TMKF, 2014 yılında yabancı savaşçılar konusunda Hollanda, Fas ve Birleşik Arap Emirliklerinde toplantılar düzenlemiştir. Bu toplantılarda taraflar bu konudaki mücadelelerini, aksaklıkları, yapılması gerekenleri ve çeşitli iyi uygulamaları paylaşmışlardır. Pratikte TMKF’nin Türkiye için çeşitli faydalı olmuştur. Örneğin kamuoyunda da paylaşıldığı üzere IŞİD’a katılmak üzere bölgeye gitmek isteyen yabancı savaşçıların kullandığı geçiş rotalarından birisi de Türkiye’dir. Ancak gümrük kapılarından Türkiye’ye giriş yapan yabancıların kaynak ülkeler tarafından tespit edilmesi ve Türkiye’ye girişlerinden önce tespit edilerek Türk makamlarına bildirilmesinde yaşanan birçok aksaklık Türkiye için ciddi bir sorun yaratmaktaydı. Kamuoyuna açıklandığından öğrenildiği kadarıyla kabaca 1000 kadar yabancı savaşçının Türkiye’ye girişi engellenmesine bu platformda gerçekleştirilen diplomatik girişimlerin de katkısı olmuştur.
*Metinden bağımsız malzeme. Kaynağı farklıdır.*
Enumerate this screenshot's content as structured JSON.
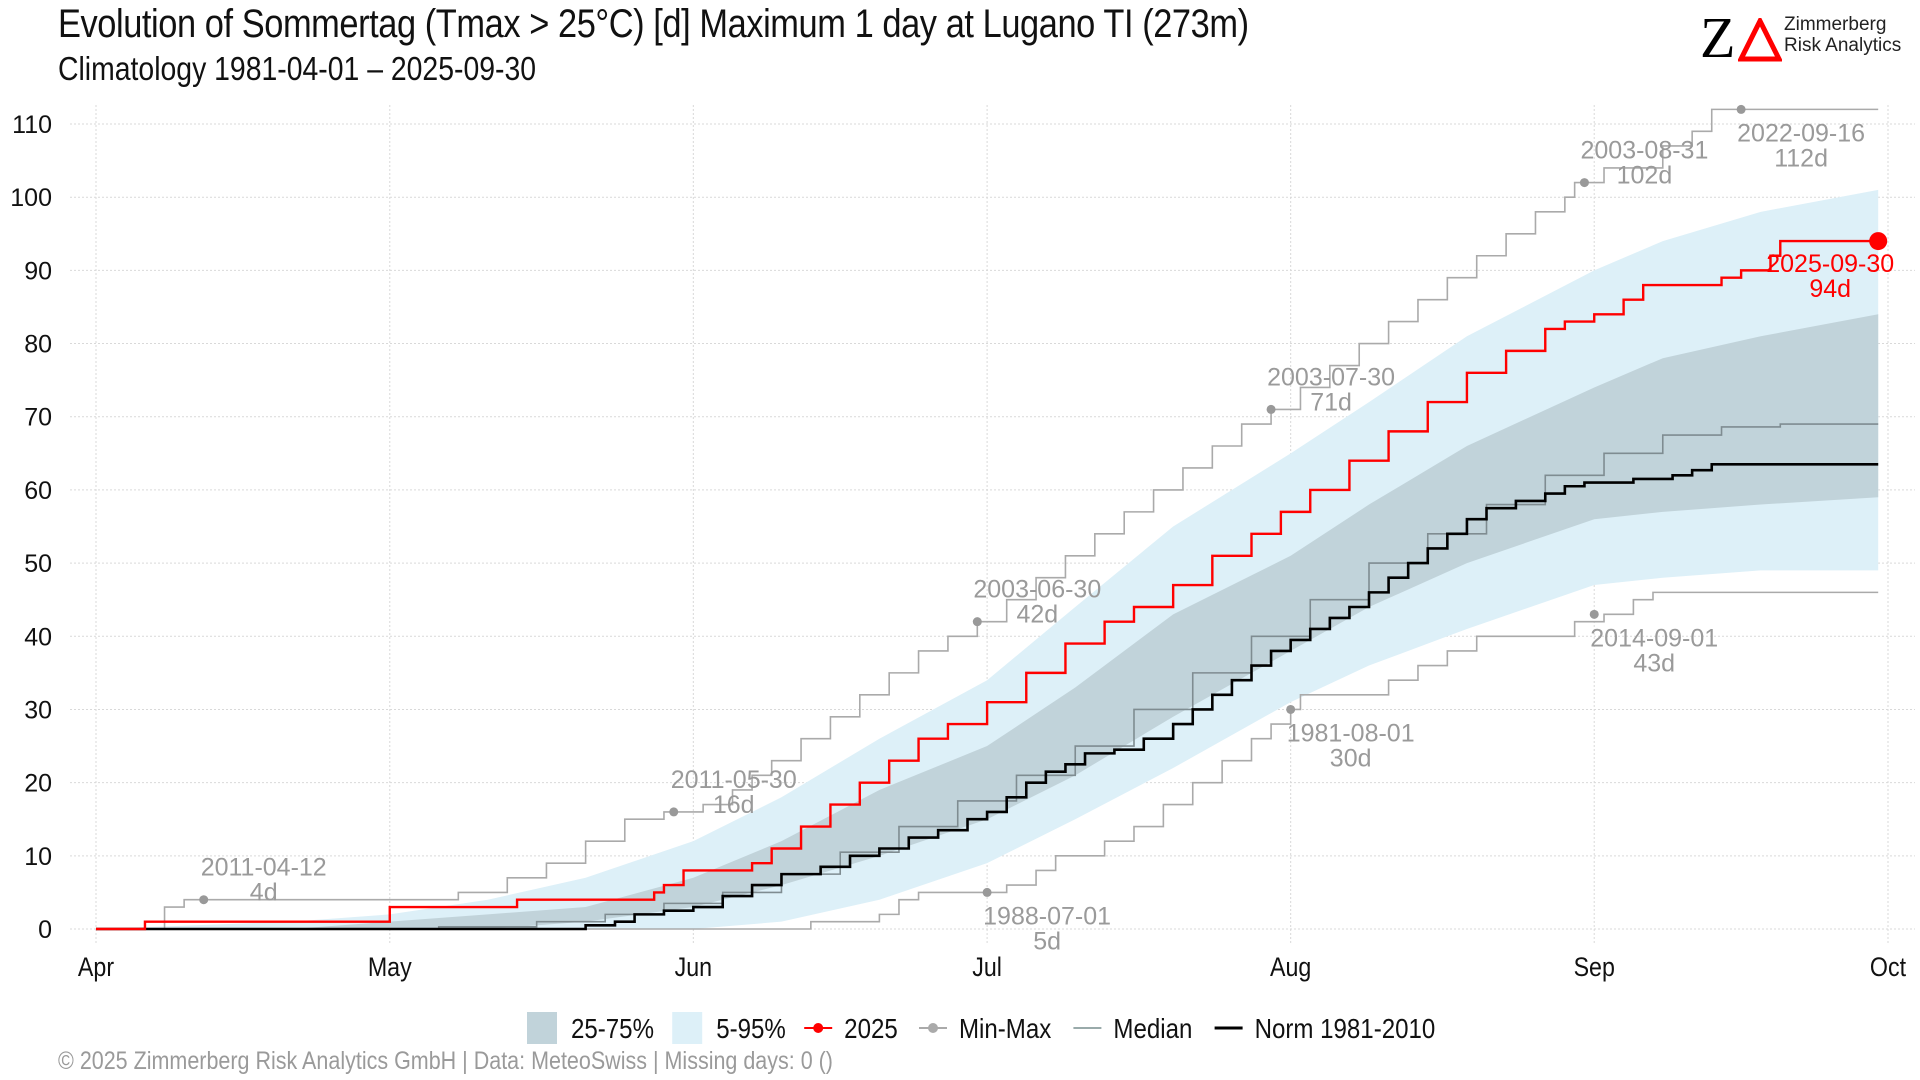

Ancak bu konuda Türkiye’ye girişler açısından halen tatmin edici bir seviyeye ulaşılamamıştır. Ancak bunu sağlayacak sistemsel yapı ise yine TMKF’nin alınmasında ciddi katkı sağladığı BM Güvenlik Konseyinin 2178 sayılı “Yabancı Terörist Savaşçılar” kararı ile olabilecektir. Tam bu noktada BM Güvenlik Konseyinin tüm kararlarının uluslararası sistemde her zaman sonuç alıcı kararlar olamayabileceği gerçeğini not etmek gerekir. Anlaşılan o ki bu aşamada TMKF’nin belirgin katkısı terminolojide olmuş ve BM Güvenlik Konseyi kararı sonrasında “Yabancı Savaşçılar” teriminin “Yabancı Terörist Savaşçılar” haline dönüşmüştür. Terörizmle mücadelede on yıllarca süredir uluslararası kamuoyunda terörizmin tanımı tartışmaları düşünüldüğünde bu yazıda konu edilen “hantal”lığın atılmaya başladığının göstergesidir.